Saturday, October 01, 2005

Swank Crime Fighting Part II


It was a night like any other. Joshua, Damian, Erica and I were sitting out on the back deck, enjoying a nice Friday evening with cocktails and stories. There was a stillness about the night, a stillness that would soon be interrupted with one simple phrase…“I’m going to fucking kill you!” That’s how it started at least, the phrase “I’m going to fucking kill you” soon escalated into more threats of annihilation and bodily harm.

To keep things real, after one has a couple cocktails you’re not just going to hole up into your house and call the Five-0 via 911, ahem, like I did. No, no…if you’re Joshua, Damian, and Erica, you’re going to find out what’s going on. So that’s what they did. While I was in the house on the phone they walked down the block to make sure everything was O.K. Which incidentally, everything was NOT O.K.

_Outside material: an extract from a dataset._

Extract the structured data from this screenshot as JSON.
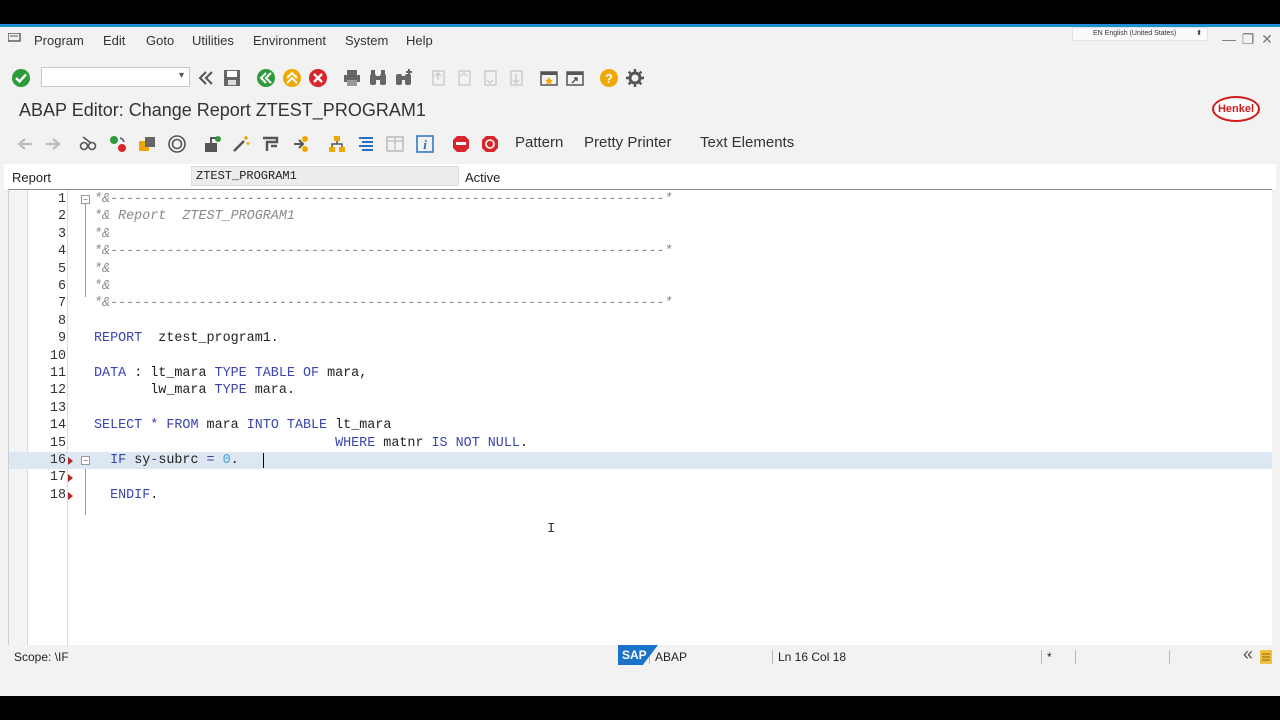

Approaching the end of the block they happened upon two women and three men. Two of the men were fighting, and one was clearly winning sitting on top of the other man beating the crap out of him. Josh saw this and took the liberty of taking the mans shirt by the bottom and pulling it over his head in an effort to break up the fight which surprisingly worked. This is when I walked out into the street to see Josh in the middle of it all, so heroic, so brave, so… lucky that they didn’t kick his ass as well. I was able to hear him direct them to go down the block to the Mobile station and stay there as the other dude headed to his rented house on the corner. As he was walking to the front door he decided to spit at the woman who was standing near him, and throw bricks at her…that’s right throw bricks at her. Only his attempts were in vain as he obviously couldn’t hit the broad side of a barn. More choice words were exchanged and that’s when she said the six words that sent all of us home: "He - Has - Guns - In - His - House"…(crickets chirping, crickets chirping, crickets chirping) OK! Hope you work this out, cops should be here shortly, see ya bye.

And that’s all it took to send these Swank Crime Fighters back to the security of their deck and cocktails, another night, another murder attempt thwarted…it’s all in a days work.

(You know what word should be used more often? “Thwarted.” That’s right, “Thwarted.” Use it in a sentence five times today. Do it. You know you want to.)